Avast has released a decryptor for the DoNex ransomware and offers a free recovery solution to victims of DoNex and its predecessors.

DoNex, Muse, DarkRace and the fake LockBit 3.0 are all names of a ransomware family that has been active since April 2022 and primarily targets companies in the US, Italy and Belgium, according to telemetry data from Avast. DoNex is the latest version of the virus, which first appeared in March 2024.

A vulnerability in the cryptographic method used by DoNex and its predecessors was discovered by Avast earlier this year, and the decryptor has been made privately available to victims with the help of law enforcement since March 2024, according to a blog post published by Avast on Monday.

Avast has now made the decryption tool public after giving a presentation at Recon 2024 on June 30 describing how the Dutch National Police reverse engineered DoNex to decrypt affected files by exploiting the same cryptography flaw.
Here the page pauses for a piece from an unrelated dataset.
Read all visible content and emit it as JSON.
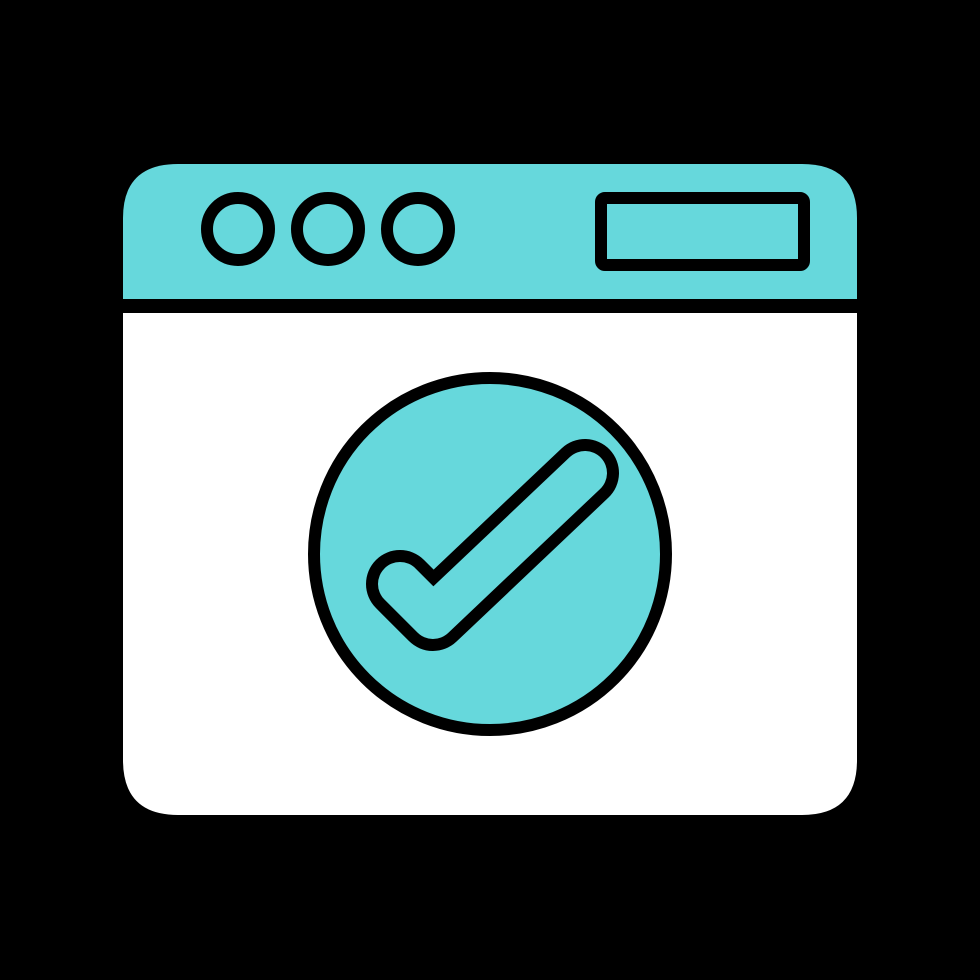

While the Dutch police stated that they would provide their own decryptor through the NoMoreRansom platform, the DoNex decryptor actually appeared in the list of public decryption tools available on the platform on July 8.

How to use Avast DoNex Ransomware Decryptor

The Avast decryptor works on all four DoNex variants: Muse (active from April 2022), fake LockBit 3.0 (active from November 2022), DarkRace (active from May 2023) and the latest DoNex (active from March 2024).

The ransomware variants can be identified by their ransom demands. The fake ransom note for LockBit 3.0 pretends to be from the real LockBit ransomware gang.

Victims should first run the decryption executable (click here to download) and go beyond the license information page to provide a list of directory locations that need to be decrypted. Next, the user should provide an encrypted file along with an unencrypted version of the same file. Avast recommends selecting the largest possible file pair to increase the likelihood of successful decryption.

Once the files are uploaded, the decryption tool attempts to crack the DoNex password required to complete the decryption process. This process consumes a lot of system memory and can take several hours, although Avast states that it “usually takes just a second.”

Before the decryption process begins, the user has the option to backup their encrypted files. This is recommended in case any error occurs during the decryption. Finally, users can click on “Decrypt” to start the final recovery process.

DoNex encryption uses the CryptGenRandom() function to generate the encryption key, which is used to initialize ChaCha20’s symmetric key generation and ultimately encrypt files. At the end of encryption, the symmetric key is encrypted via RSA-4096 and appended to the end of the file. Small files up to 1 MB are fully encrypted, while files larger than 1 MB are split into blocks that are encrypted separately.

According to Avast, no new samples of DoNex-related ransomware have been discovered since April 2024, and the company’s darknet site has also been inaccessible since around that time, suggesting that the ransomware family’s development appears to have stalled.